Ich bin ein Leihfahrrad.

In seiner Verzweiflung sah er nicht, dass dieses Fahrrad vielen Menschen gute Dienste leisten wollte, dass der größte Wunsch der Eigentümerin darin bestand, den Nachbarn und Vorübergehenden eine Freude zu bereiten, ein Lächeln ins Gesicht zu zaubern und Hoffnung zu schenken. In seinem Herzen gab es nur Gefühle wie Unmut, in seinem Kopf nur Begriffe wie Ungerechtigkeit. Also nahm er das Fahrrad an sich, heimlich, wie ein Dieb in der Nacht, und beschloss, es für sich zu behalten oder gegen etwas Wertvolleres einzutauschen.

Am Morgen sah die Eigentümerin, dass das Fahrrad nicht mehr an seinem Platz stand, und freute sich, dass endlich, nach Monaten des Wartens und der Vorfreude, ein Mensch die Chance genutzt hatte und das Fahrrad nun unterwegs war, um seinen Zweck zu erfüllen.

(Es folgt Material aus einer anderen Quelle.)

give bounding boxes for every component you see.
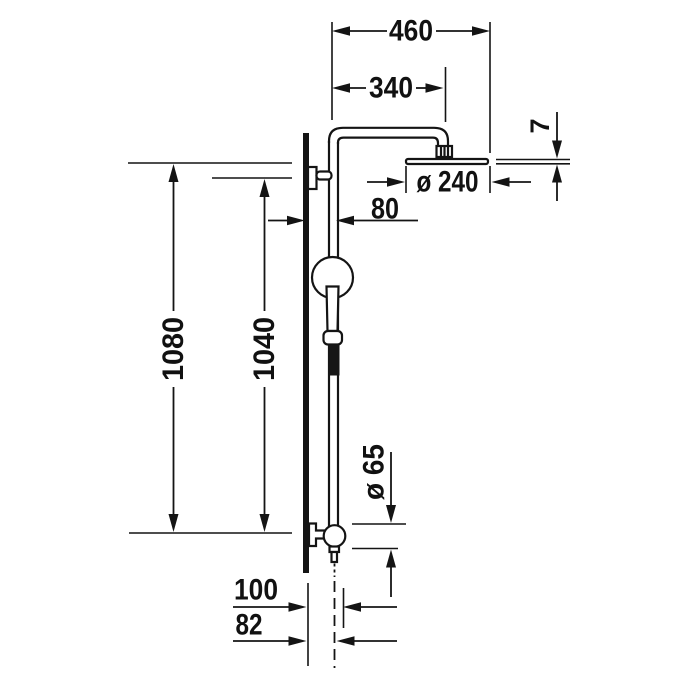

Sie saß oft am Fenster und wartete gespannt darauf zu sehen, wer dieser Mensch war. Sie dachte an die nette Mutter mit dem Kinderwagen, die vor Kurzem geklingelt hatte, um zu fragen, ob das Fahrrad tatsächlich zu leihen wäre, oder an die Nachbarin, deren Tochter es für den Weg zur Arbeit nehmen wollte. Aber so sehr sie auch Ausschau hielt, kam das Fahrrad doch nicht wieder zurück.

Zuerst war sie traurig, dass jemand ihr Vertrauen missbraucht hatte, aber dann begann sie zu begreifen, dass dieser Mensch so verzweifelt gewesen war, dass auch bei ihm das Fahrrad seinen Zweck erfüllt hatte: Freude zu bereiten, ein Lächeln ins Gesicht zu zaubern und Hoffnung zu schenken. Und bei dieser Erkenntnis breitete sich ein strahlendes Lächeln auf ihrem Gesicht aus, und sie beschloss, für immer dieses Mädchen zu bleiben, das so sehr an das Gute im Menschen glaubt, dass es ein Fahrrad samt Schloss und Schlüssel an einer viel befahrenen Straße vor der Tür stehen lässt.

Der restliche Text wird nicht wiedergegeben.